= Boris Kushner (poet) =

Russian poet, critic and activist (1888–1937)

Boris Anisimovich Kushner (Russian: Борис Анисимович Кушнер; 1888–1937) was a Russian poet, critic and political activist. He was a publicist for the Cubo-Futurists: In 1917 he wrote a manifesto, "Democratic Art", which called for a guarantee for all art movements to have a right to exist and the creation of an environment whereby fresh forces and views would be encouraged so that all works of art would be available to all people.

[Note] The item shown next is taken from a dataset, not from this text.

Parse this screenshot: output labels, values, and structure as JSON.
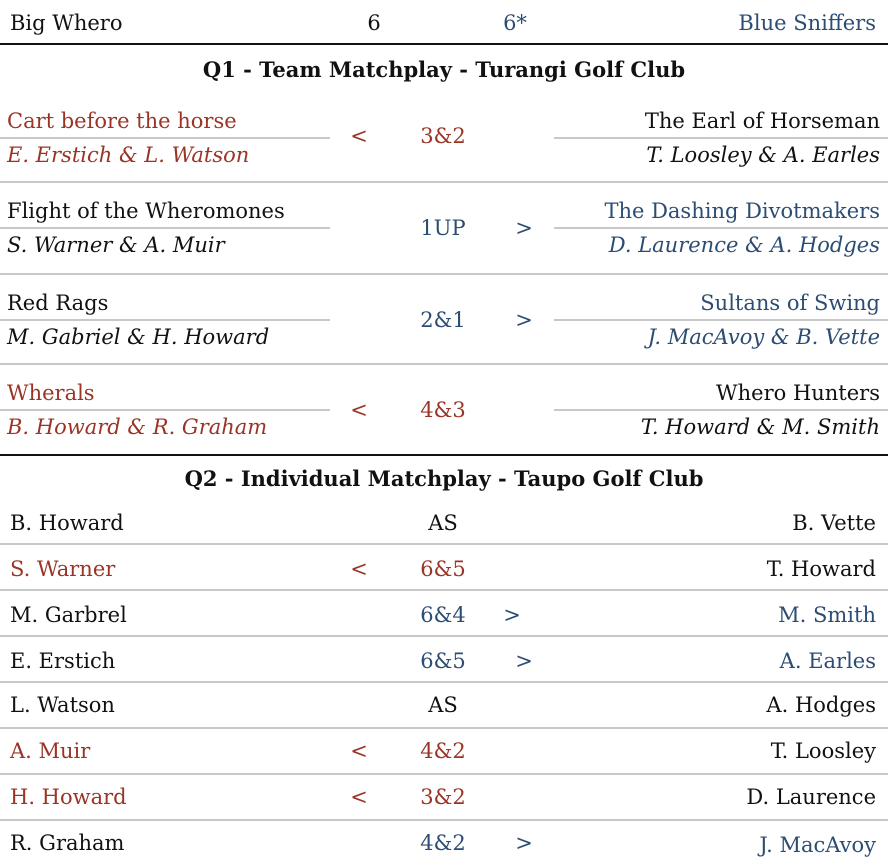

He worked with Mayakovsky and Osip Brik in IZO-Narkompros. His association with Mayakovsky continued in LEF and Novy LEF. He was involved with OPOJAZ, (the Society for the Study of Poetic Language) and their formalist approach to understanding poetry. He saw the comparison of poetry to music and dance as being understandable, being temporal rather than spatial media. However he distinguished between the tonal sounds of music and the sonorous sounds of poetry, where the sonic values were generally arbitrary. He thus set out to study what he called "sonorous chords" which, he argued, affect the perception of the listener a result of the poem as a whole and which Kushner set out to analyse by creating a grid in which the syllables in each line could be compared with the syllables of every other line.

He was a victim of the purges and was arrested and executed in 1937.